There are three assets we want our clients to have:

  • A business
  • Cash Value Life Insurance
  • Real Estate

Why you ask???

Because these are what the IRS says are the most tax efficient.  If you only have one of these then we can help you get the other two.  But if you don’t have any of these then you need to figure out how to get one so you can get two then three.

If you have other assets beside these three then you may have a tax problem. If not now then you will have one later.

You see each asset has a life cycle.  There are three stages to an asset.

Beginning = Contribution

Middle = Accumulation

End = Distribution

The IRS has guidelines of how they tax each asset in each part of the asset’s stage (life cycle).  So for example let’s start off with an easy asset, cash.

When you have cash it has to have come from somewhere, typically as income from another asset like your job.  So you earn a paycheck (W2 income) from your employment which is taxed as ordinary income.
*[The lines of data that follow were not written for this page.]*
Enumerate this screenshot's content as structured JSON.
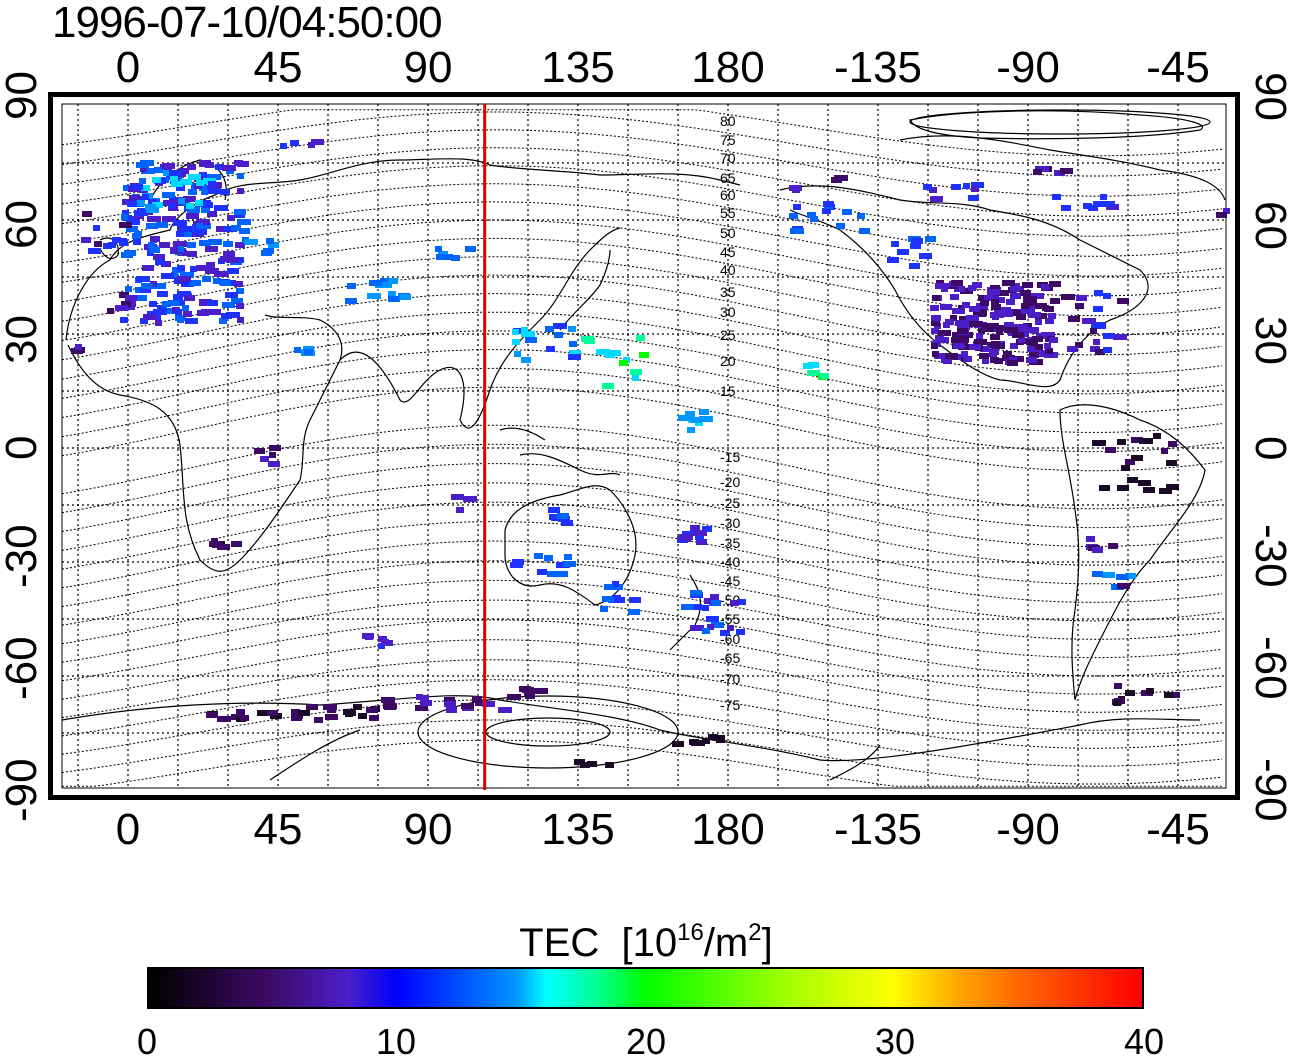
{
  "title": "1996-07-10/04:50:00",
  "lon_ticks": [
    "0",
    "45",
    "90",
    "135",
    "180",
    "-135",
    "-90",
    "-45"
  ],
  "lat_ticks": [
    "90",
    "60",
    "30",
    "0",
    "-30",
    "-60",
    "-90"
  ],
  "contour_labels": [
    "80",
    "75",
    "70",
    "65",
    "60",
    "55",
    "50",
    "45",
    "40",
    "35",
    "30",
    "25",
    "20",
    "15",
    "-15",
    "-20",
    "-25",
    "-30",
    "-35",
    "-40",
    "-45",
    "-50",
    "-55",
    "-60",
    "-65",
    "-70",
    "-75"
  ],
  "colorbar": {
    "title": "TEC",
    "units_base": "10",
    "units_exp": "16",
    "units_tail": "/m",
    "units_sq": "2",
    "ticks": [
      "0",
      "10",
      "20",
      "30",
      "40"
    ],
    "range": [
      0,
      40
    ]
  },
  "terminator_lon": 107,
  "colors": {
    "terminator": "#e00000",
    "frame": "#000000"
  }
}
So when it has hit your checking account (cash) it is net income or post tax income.

Now that it is in your checking account what can you do with it? You can transfer it to your savings account where you earn an interest rate form your bank.  That is the beginning (contribution) of this asset.  Let’s say 2%, I know generous but we will say 2% anyways. That is the middle (accumulation) of this asset.

$1,000 x 2% = $20

At the end of the year what happens to the $20? The bank sends you a 1099 saying you earned $20 in income at which time you have to place it on your personal tax return as income.  That’s the end (distribution) of this asset.

So taxed as income when you received it and any growth is taxed as income.  Cash as an asset was taxed at each stage.

This is what we mean by the IRS has guidelines of how they tax each asset in each part of the asset’s stage (life cycle).